Nachdem Flogging Molly mit ihrem irischen Punk-Tanzabend das Festival eröffnet hatten, waren erst einmal harte Klänge angesagt. Jinjer stammen aus Kiew und hatten im Bühnenhintergrund ein Symbol in ukrainischen Nationalfarben, das zugleich Friedenssymbol und Wurfscheibe war. So widersprüchlich war dann auch die Musik, bei der Rockröhre Tatiana Shmayluk ganz im Mittelpunkt stand. Sie bot energischen Klargesang und Growls – begleitet von starken Metalriffs und lautem Geknüppel am Schlagwerk.
Fever 333 liefertem mit wuchtigen Bassklängen eine dynamische Show ganz im Stil von Rage against the Machine und Public Enemy. Die Band aus Los Angeles hat mit Jason Butler einen fantastischen Frontmann, der mit viel Enthusiasmus politische Botschaften verbreitete und ständig in Bewegung war. Zum Ende hin erschien er plötzlich ganz oben auf der Boxengasse (das Publikum hatte schon angefangen „Scheiß Tribüne“ zu skandieren) und ließ sich dort oben ordentlich feiern. Für die Menschen im Behindertenbereich war es sicher grandios, als der Sänger alle Absperrungen überkletterte und mit ihnen hautnah abrockte.
Und dann das für den Ring so typische Wechselbad der Gefühle: Ein „Special Guest“ wurde angekündigt – doch wer hätte gedacht, dass nach zwei Hardcore Acts plötzlich Olaf, der Flipper auf der Bühne steht? Im letzten Jahr war „Wir sagen Dankeschön“ die ultimative Hymne aller Zeltplätze. Es gab im Anschluss gar eine Petition, die Flippers zum Ring zu holen. Und tatsächlich haben die Veranstalter Olaf für schlagerhafte 15 Minuten verpflichtet. „40 Jahre die Flippers“ rahmte den kurzen Gig ein, bei dem Olaf live zu Playback sang und Hits wie „Lotusblume“ und „Mona Lisa“ zu Gehör brachte. Das Publikum war erstaunlich textsicher und feierte eine regelrechte Schlagerparty.
Yungblud (alias Dominic Harrison) ist in den USA eine große Nummer – und das zu Recht. Sein Crossover aus Pop, Alternative Rock und Rap mit einer Prise Glamour animierte die Zuschauer*innen zu Circle Pits und exzessivem Stagediving. Dabei ging der Fronter immer wieder auf Tuchfühlung zum Publikum. Yungblud schleimte sich gut ein, lobte das ekstatische Publikum und wünschte sich, bald einmal Headliner zu sein. Wenn er weiter so durchstartet, dürfte der Wunsch bald in Erfüllung gehen.
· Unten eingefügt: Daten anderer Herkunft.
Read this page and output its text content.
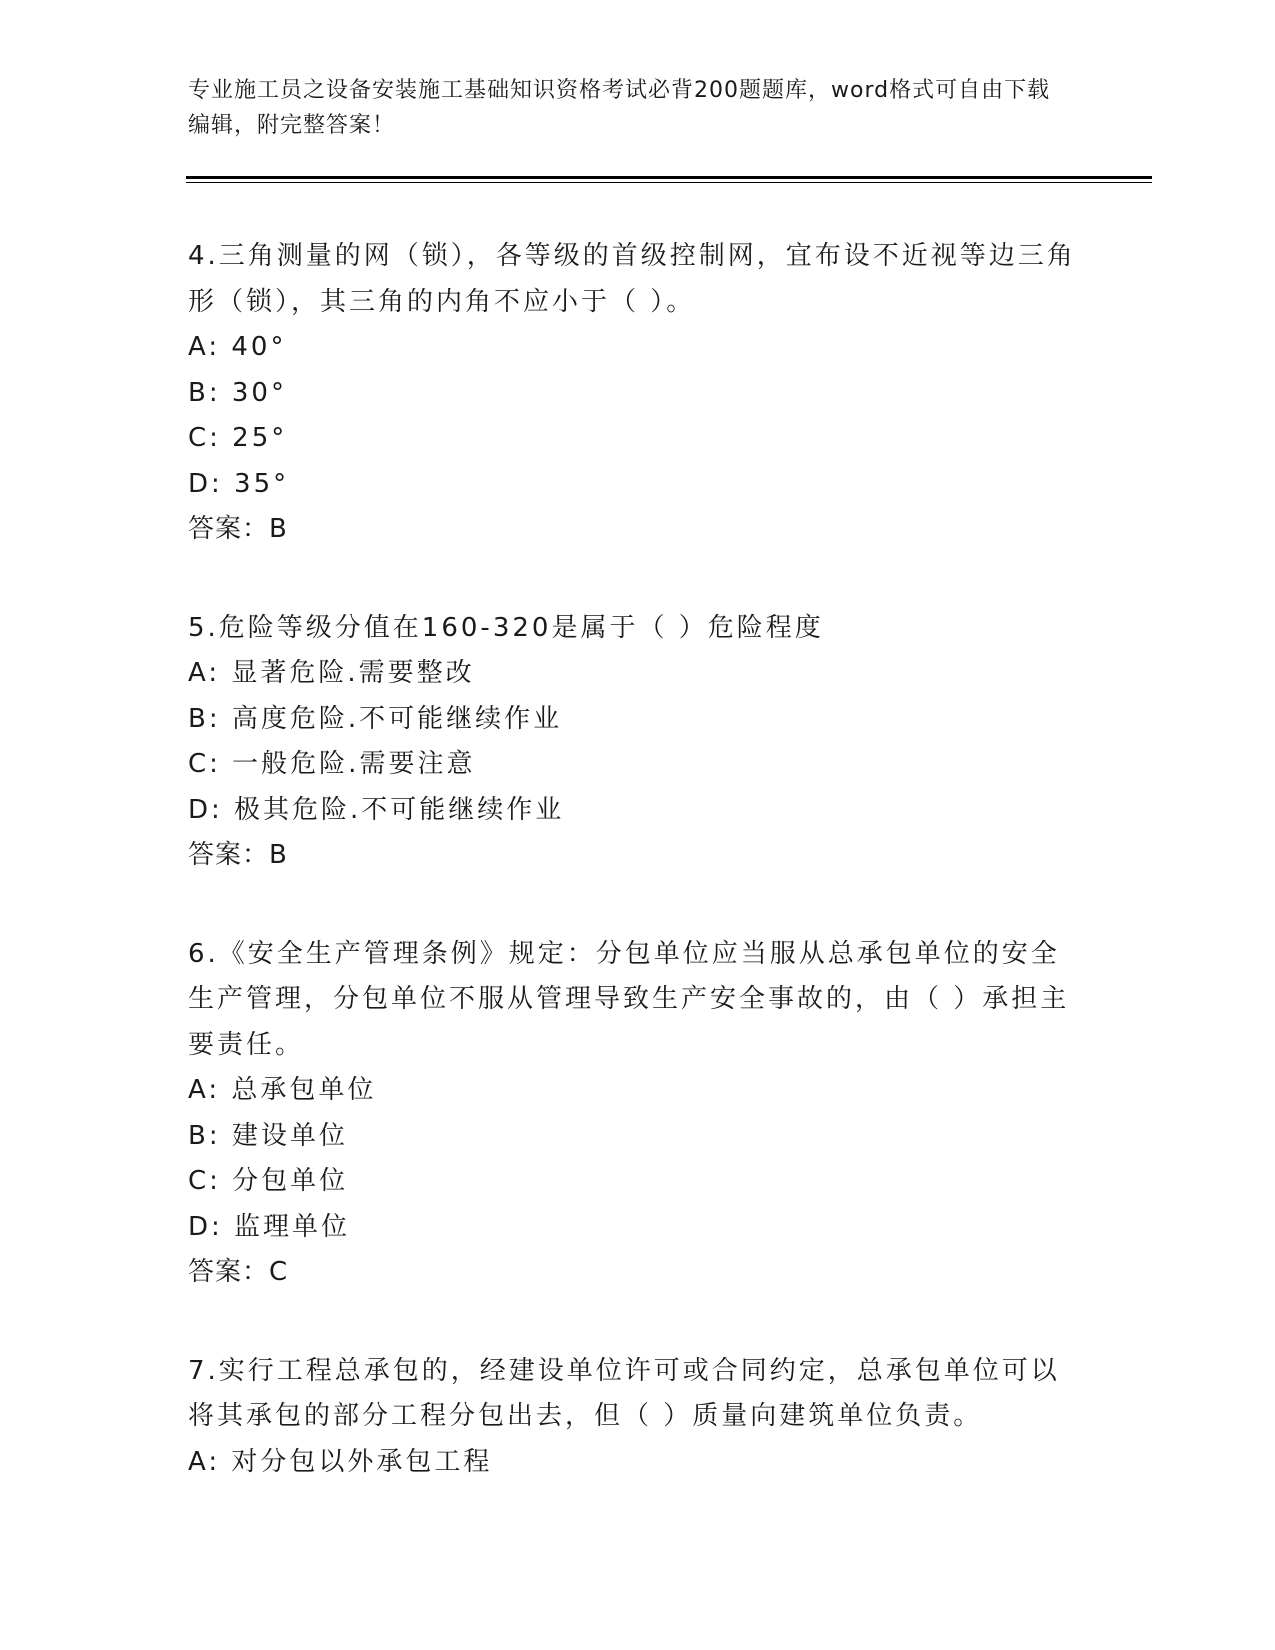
专业施工员之设备安装施工基础知识资格考试必背200题题库，word格式可自由下载编辑，附完整答案！

4.三角测量的网（锁），各等级的首级控制网，宜布设不近视等边三角形（锁），其三角的内角不应小于（ ）。

A: 40°

B: 30°

C: 25°

D: 35°

答案：B

5.危险等级分值在160-320是属于（ ）危险程度

A: 显著危险.需要整改

B: 高度危险.不可能继续作业

C: 一般危险.需要注意

D: 极其危险.不可能继续作业

答案：B

6.《安全生产管理条例》规定：分包单位应当服从总承包单位的安全生产管理，分包单位不服从管理导致生产安全事故的，由（ ）承担主要责任。

A: 总承包单位

B: 建设单位

C: 分包单位

D: 监理单位

答案：C

7.实行工程总承包的，经建设单位许可或合同约定，总承包单位可以将其承包的部分工程分包出去，但（ ）质量向建筑单位负责。

A: 对分包以外承包工程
Yungblud bot starken Alternative Rock mit Vocals, die nicht von ungefähr an Billy Idol erinnern. Er trägt viel Energie in sich und versteht es, diese zu vermitteln. Den weltweiten Durchbruch hat er durch seine Liveauftritte geschafft und ROCK AM RING dürfte eine wichtige Station auf seinem weiteren Weg gewesen sein. Der Freitagnachmittag wurde durch ihn fulminant ausgeläutet.